Republicans plan to turn control of Medicaid over to the states as part of their replacement for the Affordable Care Act, according to an adviser to President Donald Trump.
Kellyanne Conway, a counselor to Trump, told NBC News’s Sunday Today with Willie Geist, that the health care law that will replace Affordable Care Act will turn Medicaid — a joint state-federal health insurance program for the poor — into a block grant program. The change would mean the federal government would give money to the states to implement Medicaid as they see fit.
“Those who are closest to the people in need will be administering it,” Conway said in the interview, which was recorded the Thursday and Sunday. “You really cut out the fraud, waste and abuse, and you get the help directly to them.”

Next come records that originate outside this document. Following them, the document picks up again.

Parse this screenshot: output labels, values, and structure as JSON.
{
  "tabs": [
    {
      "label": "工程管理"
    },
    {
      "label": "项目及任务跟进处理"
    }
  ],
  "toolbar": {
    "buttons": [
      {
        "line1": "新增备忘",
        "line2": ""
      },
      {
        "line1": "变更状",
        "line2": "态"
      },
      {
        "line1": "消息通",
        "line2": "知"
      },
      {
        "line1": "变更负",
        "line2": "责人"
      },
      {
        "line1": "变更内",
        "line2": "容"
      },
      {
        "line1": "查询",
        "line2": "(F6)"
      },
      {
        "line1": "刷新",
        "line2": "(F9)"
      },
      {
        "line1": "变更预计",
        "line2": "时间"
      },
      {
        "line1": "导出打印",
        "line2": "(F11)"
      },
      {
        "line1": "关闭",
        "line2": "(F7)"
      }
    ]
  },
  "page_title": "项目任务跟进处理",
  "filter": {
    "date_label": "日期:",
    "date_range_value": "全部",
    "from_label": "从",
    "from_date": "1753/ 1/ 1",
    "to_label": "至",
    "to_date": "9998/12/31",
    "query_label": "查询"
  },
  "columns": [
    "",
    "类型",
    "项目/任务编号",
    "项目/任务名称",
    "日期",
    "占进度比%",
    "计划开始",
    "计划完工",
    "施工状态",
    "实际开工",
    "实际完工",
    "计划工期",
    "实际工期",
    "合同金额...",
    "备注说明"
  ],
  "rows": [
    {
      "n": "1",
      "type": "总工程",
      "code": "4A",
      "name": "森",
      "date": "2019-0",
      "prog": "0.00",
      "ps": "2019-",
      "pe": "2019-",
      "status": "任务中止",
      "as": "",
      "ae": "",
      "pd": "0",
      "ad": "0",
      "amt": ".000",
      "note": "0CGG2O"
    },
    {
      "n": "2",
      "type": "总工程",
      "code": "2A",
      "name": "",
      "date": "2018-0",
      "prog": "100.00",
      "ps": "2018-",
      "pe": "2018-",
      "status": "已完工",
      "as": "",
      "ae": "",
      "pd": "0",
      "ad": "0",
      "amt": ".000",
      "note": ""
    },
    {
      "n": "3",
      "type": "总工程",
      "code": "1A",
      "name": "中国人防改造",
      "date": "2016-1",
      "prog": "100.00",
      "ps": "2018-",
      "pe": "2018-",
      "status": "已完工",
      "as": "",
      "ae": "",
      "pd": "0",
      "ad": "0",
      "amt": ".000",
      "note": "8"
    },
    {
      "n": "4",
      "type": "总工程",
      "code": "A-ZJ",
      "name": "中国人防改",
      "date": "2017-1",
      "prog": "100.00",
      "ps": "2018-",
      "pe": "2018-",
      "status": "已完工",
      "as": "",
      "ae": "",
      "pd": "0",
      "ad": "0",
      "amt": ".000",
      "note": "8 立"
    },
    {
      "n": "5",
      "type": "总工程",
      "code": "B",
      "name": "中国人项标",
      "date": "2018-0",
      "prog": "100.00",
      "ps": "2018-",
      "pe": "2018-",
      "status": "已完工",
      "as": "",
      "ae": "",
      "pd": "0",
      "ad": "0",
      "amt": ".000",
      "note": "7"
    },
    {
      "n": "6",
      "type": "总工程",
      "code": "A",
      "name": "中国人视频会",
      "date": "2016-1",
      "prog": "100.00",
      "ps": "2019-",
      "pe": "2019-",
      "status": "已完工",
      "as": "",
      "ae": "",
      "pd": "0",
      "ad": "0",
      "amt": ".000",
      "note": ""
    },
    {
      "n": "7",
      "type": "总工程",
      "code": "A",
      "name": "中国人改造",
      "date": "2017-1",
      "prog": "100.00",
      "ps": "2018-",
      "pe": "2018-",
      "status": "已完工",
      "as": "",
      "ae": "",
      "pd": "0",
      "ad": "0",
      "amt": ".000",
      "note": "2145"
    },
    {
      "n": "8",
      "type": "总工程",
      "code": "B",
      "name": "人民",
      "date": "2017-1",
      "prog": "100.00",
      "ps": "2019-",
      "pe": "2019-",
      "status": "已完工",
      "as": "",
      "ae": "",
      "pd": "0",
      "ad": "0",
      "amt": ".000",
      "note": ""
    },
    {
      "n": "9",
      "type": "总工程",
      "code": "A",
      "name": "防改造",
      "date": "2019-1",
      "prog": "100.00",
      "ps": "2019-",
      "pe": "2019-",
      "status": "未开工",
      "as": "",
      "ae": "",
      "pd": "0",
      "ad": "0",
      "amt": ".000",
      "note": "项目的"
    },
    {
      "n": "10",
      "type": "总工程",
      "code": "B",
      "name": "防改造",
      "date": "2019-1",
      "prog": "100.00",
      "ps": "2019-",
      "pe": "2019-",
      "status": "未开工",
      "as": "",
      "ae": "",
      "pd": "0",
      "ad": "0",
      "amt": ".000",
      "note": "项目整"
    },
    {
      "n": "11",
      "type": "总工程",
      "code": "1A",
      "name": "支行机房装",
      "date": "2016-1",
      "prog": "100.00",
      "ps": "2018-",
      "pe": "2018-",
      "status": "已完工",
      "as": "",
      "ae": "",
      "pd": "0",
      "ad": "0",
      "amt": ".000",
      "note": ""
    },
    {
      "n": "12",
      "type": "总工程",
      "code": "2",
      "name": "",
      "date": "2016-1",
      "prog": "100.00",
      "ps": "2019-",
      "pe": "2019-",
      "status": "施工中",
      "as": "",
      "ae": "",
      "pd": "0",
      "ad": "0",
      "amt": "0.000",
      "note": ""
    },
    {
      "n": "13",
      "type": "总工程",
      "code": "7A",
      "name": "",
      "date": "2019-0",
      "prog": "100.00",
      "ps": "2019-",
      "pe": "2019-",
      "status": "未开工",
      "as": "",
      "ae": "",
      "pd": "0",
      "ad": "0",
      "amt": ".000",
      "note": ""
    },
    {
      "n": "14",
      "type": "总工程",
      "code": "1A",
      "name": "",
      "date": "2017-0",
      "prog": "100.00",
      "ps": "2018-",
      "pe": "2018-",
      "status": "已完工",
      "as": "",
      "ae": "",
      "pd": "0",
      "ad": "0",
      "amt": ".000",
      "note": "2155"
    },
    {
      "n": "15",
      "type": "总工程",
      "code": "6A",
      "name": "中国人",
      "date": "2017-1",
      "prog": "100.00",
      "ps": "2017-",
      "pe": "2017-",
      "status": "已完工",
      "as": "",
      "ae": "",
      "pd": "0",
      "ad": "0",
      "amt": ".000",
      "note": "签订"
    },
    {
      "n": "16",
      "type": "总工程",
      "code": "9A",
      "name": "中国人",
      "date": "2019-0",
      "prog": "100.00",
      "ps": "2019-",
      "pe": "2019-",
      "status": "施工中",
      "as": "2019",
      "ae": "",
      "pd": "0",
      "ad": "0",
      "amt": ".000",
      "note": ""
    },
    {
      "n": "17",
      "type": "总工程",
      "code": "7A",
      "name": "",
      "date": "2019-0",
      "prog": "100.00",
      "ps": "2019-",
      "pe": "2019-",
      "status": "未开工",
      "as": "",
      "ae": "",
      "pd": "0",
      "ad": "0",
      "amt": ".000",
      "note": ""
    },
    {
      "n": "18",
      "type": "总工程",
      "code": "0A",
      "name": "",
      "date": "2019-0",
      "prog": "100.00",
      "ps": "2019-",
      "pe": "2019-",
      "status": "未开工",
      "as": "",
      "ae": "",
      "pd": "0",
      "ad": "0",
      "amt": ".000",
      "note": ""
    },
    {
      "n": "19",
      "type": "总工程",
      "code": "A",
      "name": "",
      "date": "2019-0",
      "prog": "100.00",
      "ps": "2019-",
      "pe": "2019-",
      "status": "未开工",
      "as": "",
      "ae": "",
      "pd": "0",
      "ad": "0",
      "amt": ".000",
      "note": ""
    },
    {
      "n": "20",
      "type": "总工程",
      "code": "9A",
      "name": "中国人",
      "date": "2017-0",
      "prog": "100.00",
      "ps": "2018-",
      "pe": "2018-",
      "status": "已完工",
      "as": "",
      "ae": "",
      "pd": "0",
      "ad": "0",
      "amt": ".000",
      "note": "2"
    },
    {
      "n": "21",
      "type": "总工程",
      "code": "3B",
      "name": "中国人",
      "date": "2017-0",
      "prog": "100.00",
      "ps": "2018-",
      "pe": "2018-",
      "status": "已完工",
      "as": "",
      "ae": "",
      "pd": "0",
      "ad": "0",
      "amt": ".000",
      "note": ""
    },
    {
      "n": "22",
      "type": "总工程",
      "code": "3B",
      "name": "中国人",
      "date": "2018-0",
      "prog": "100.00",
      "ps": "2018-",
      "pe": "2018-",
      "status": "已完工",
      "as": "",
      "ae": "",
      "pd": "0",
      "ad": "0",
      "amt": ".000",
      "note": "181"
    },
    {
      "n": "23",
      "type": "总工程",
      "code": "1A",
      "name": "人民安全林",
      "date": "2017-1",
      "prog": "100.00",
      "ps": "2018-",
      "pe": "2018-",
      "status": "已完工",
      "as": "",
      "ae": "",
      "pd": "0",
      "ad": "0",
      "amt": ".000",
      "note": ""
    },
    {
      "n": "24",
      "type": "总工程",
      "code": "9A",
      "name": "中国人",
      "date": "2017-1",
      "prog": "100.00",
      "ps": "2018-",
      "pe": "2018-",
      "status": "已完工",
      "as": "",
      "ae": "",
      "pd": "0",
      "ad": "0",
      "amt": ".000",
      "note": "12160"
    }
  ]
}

Medicaid is now funded by the federal government and states together and it has an open-ended funding stream, meaning it pays for all health costs to which its beneficiaries are entitled under the law.
Conservatives who are concerned about the impact the growth in health care spending will have on the federal and state budgets have advocated block grants as a way to cut the Medicaid costs.
But many health policy analysts say that block grants could lead to reductions in care. “A Medicaid block grant program would institute deep cuts to federal funding … and threaten benefits for tens of millions of low-income families,” said Edwin Park, vice president for Health Policy at the Center for Budget and Policy Priorities, in a report on the group’s website.
Block grants can take several forms. Under one scenario, the federal government would offer a fixed sum of money to each state, which would grow with inflation. Since the rate of overall inflation is typically lower than inflation in the health care sector that leads to an erosion of spending over time. And such a fixed block grant means less money is available when the economy is suffering and more people qualify for Medicaid benefits.
Another scenario offers states an allowance for each beneficiary. Under such a plan, spending would increase in bad economic times to cover the additional people who need care. However, overall benefits could still fall over time, depending on how the program accounts for rising health care costs.
Conway didn’t give details about how a block grant program would be structured.
Medicaid grew under former President Barack Obama, who gave states the option of expanding eligibility for the program to millions of people who live above the poverty line. Thirty-one states and the District of Columbia have expanded their programs.
Republicans who are advocating repeal of the Affordable Care Act haven’t said whether they will force those states to roll back their Medicaid programs.
Conway also reiterated Trump’s promise that “everybody” will have insurance coverage under his Affordable Care Act alternative.
“President Trump has said that people will not go without coverage. And he means that,” she said. “That is certainly part of the official plans that are being worked on.”
However, she said that health care for all didn’t mean the president advocates universal coverage or a single-payer health plan.
“What he means is that no one will go without coverage,” Conway said. “There will be ways for people to access affordable, quality health insurance if they’d like to get it.”
Conway said voters can also expect an Affordable Care Act replacement to include wider use of health savings accounts, which allow people to save money tax-free to help pay for their medical costs.
Critics say such accounts don’t help low-income people who struggle to pay health insurance premiums because many don’t have extra money to put aside. Also, they often pay little or no income tax, so such an account doesn’t give them a boost.
Health savings accounts, depending on how they’re structured, can help wealthy people however. That’s because they allow people with high incomes and who pay a high rate of high tax to shelter more of their money from federal taxes.